“At 23 years old my life took an abrupt turn. For 2 months, it was like a boot camp that I didn’t sign up for. Having intensive rehabilitation to learn to walk again after being paralyzed down one side of my body, and gain my independence back wasn’t what I envisaged. Most people my age were out socializing and going on adventures. But for me, my life turned upside down. All of sudden, I had to learn to live and navigate life with MS, and it was frustrating, scary, and unpredictable.
I truly feel that when you are dealt a big blow in life, you go through the 5 stages of grief and that I did. I cried, I screamed, I isolated myself and I got caught up in the turmoil of it all but finally, I told myself enough. I could either let this disease control me, OR I could take the reins and fight with every ounce of my being. I felt this glimmer of hope, so I called on my inner warrior and told myself this wasn’t how my story was going to end. This was just the beginning of a new chapter in my life, a new version of myself, a young girl who was incredibly determined and resilient to live my life to the fullest.

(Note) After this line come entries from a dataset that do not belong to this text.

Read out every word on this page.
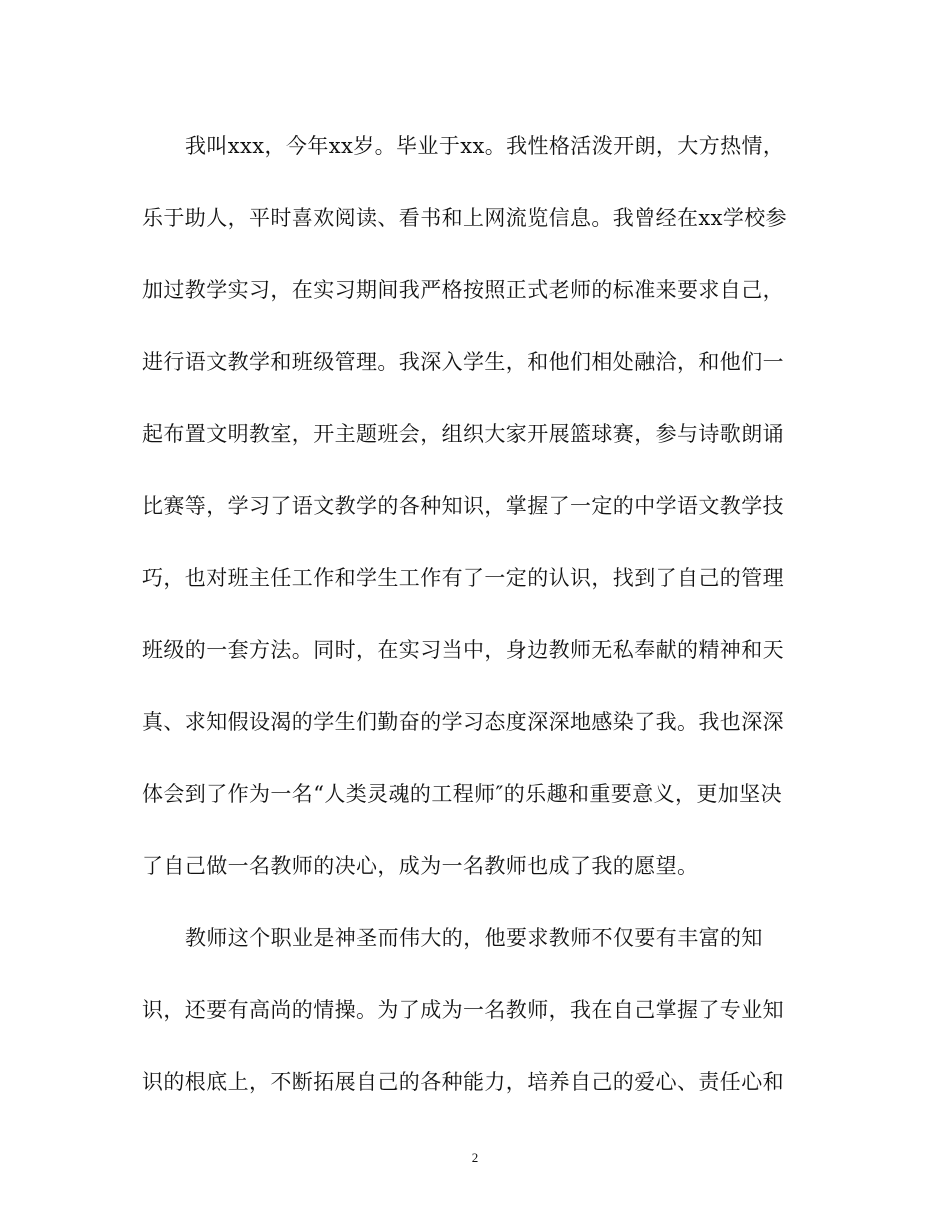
我叫xxx，今年xx岁。毕业于xx。我性格活泼开朗，大方热情，
乐于助人，平时喜欢阅读、看书和上网流览信息。我曾经在xx学校参
加过教学实习，在实习期间我严格按照正式老师的标准来要求自己，
进行语文教学和班级管理。我深入学生，和他们相处融洽，和他们一
起布置文明教室，开主题班会，组织大家开展篮球赛，参与诗歌朗诵
比赛等，学习了语文教学的各种知识，掌握了一定的中学语文教学技
巧，也对班主任工作和学生工作有了一定的认识，找到了自己的管理
班级的一套方法。同时，在实习当中，身边教师无私奉献的精神和天
真、求知假设渴的学生们勤奋的学习态度深深地感染了我。我也深深
体会到了作为一名“人类灵魂的工程师″的乐趣和重要意义，更加坚决
了自己做一名教师的决心，成为一名教师也成了我的愿望。
教师这个职业是神圣而伟大的，他要求教师不仅要有丰富的知
识，还要有高尚的情操。为了成为一名教师，我在自己掌握了专业知
识的根底上，不断拓展自己的各种能力，培养自己的爱心、责任心和
2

I learned it’s not selfish to make myself a priority and to put myself and wellbeing first. It’s essential to live well with MS. Over the years, I became determined to adapt my lifestyle around my limitations. I love keeping an active and healthy lifestyle and I didn’t want my MS to get it the way of that so I learned how to work around my limitations, and how to pace myself without burning myself out. I became a voice within the chronic illness community and became passionate about breaking the stigma around invisible illness because not all disabilities are visible!
I’ve been living with MS for 7 years now, and it’s still like a rollercoaster. I have good days and bad days, and on those bad days, I tell myself it’s okay to slow down and rest. I like to say that knowledge is power. The more I learn about MS, the better I can equip myself to learn how to live with my MS. MS has changed my outlook on life. It has made me realise that having a positive mindset is one of the most powerful things you can possess.
I tell myself and others, don’t let your MS dim your spark. You may have MS, but MS doesn’t have you.”